Rich comparison methods don't work in sets?

Aaron Brady castironpi at gmail.com
Sun Jun 21 00:39:00 CEST 2009


On Jun 20, 9:27 am, MRAB <pyt... at mrabarnett.plus.com> wrote:
> Gustavo Narea wrote:
> > Hello again, everybody.
>
> > Thank you very much for your responses. You guessed right, I didn't
> > use the __hash__ method (and I forgot to mention that, sorry).
>
> > And unfortunately, I think I can't make them hashable, because the
> > objects are compared based on their attributes, which are in turn
> > other kind of objects compared based on other attributes. All these
> > class instances are compared with __eq__/__ne__ and they wrap
> > relatively complex data which would be hard to attempt to represent
> > them unambiguously using a 32-bit integer. That's why I'm afraid I
> > cannot use hashables.
>
> > I guess I'll have to use something like the function of my first
> > post. :(
>
> A hash doesn't have to be unambiguous.
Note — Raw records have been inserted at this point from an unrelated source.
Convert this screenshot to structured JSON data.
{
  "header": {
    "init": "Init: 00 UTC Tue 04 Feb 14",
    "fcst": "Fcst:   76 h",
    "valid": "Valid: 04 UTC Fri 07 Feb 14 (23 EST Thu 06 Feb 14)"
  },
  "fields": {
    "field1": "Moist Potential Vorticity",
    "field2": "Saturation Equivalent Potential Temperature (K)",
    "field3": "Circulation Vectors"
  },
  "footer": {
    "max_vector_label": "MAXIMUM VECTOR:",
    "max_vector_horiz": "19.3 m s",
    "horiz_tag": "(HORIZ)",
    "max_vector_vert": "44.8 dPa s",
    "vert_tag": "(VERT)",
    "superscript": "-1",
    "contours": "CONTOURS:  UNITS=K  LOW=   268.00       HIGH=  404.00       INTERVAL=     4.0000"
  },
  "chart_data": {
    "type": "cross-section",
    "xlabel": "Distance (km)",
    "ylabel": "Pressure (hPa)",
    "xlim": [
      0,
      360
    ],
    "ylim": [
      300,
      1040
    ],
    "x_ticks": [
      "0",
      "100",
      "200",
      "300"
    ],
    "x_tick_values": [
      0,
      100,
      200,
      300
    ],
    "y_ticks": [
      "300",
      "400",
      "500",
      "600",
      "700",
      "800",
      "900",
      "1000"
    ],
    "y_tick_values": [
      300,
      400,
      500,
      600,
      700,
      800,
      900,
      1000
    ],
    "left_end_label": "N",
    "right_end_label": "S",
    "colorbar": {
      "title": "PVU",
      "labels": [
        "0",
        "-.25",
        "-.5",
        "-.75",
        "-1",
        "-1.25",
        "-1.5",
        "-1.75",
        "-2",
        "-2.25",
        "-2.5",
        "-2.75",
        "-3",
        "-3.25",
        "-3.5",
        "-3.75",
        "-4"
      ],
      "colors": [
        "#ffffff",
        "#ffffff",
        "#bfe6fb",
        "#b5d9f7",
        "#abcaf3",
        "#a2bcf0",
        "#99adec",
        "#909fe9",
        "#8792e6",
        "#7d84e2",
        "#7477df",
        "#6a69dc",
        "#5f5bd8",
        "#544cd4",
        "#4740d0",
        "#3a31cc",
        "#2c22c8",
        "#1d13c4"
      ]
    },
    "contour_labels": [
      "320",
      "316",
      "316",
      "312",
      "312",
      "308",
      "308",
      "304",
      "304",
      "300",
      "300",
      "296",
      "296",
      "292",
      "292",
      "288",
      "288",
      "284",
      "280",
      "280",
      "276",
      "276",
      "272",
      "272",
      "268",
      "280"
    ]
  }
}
It's just a way to reduce the
> number of equality checks that have to be made.
>
> Could you create a hash from a tuple of attributes?
>
> If all else fails you could define a hash function that returns a
> constant.

Ooo sneaky.  +1 fancy.

> You would, however, lose the speed advantage that a hash
> gives in narrowing down the possible matches.

Are there /any/ immutable members of the objects?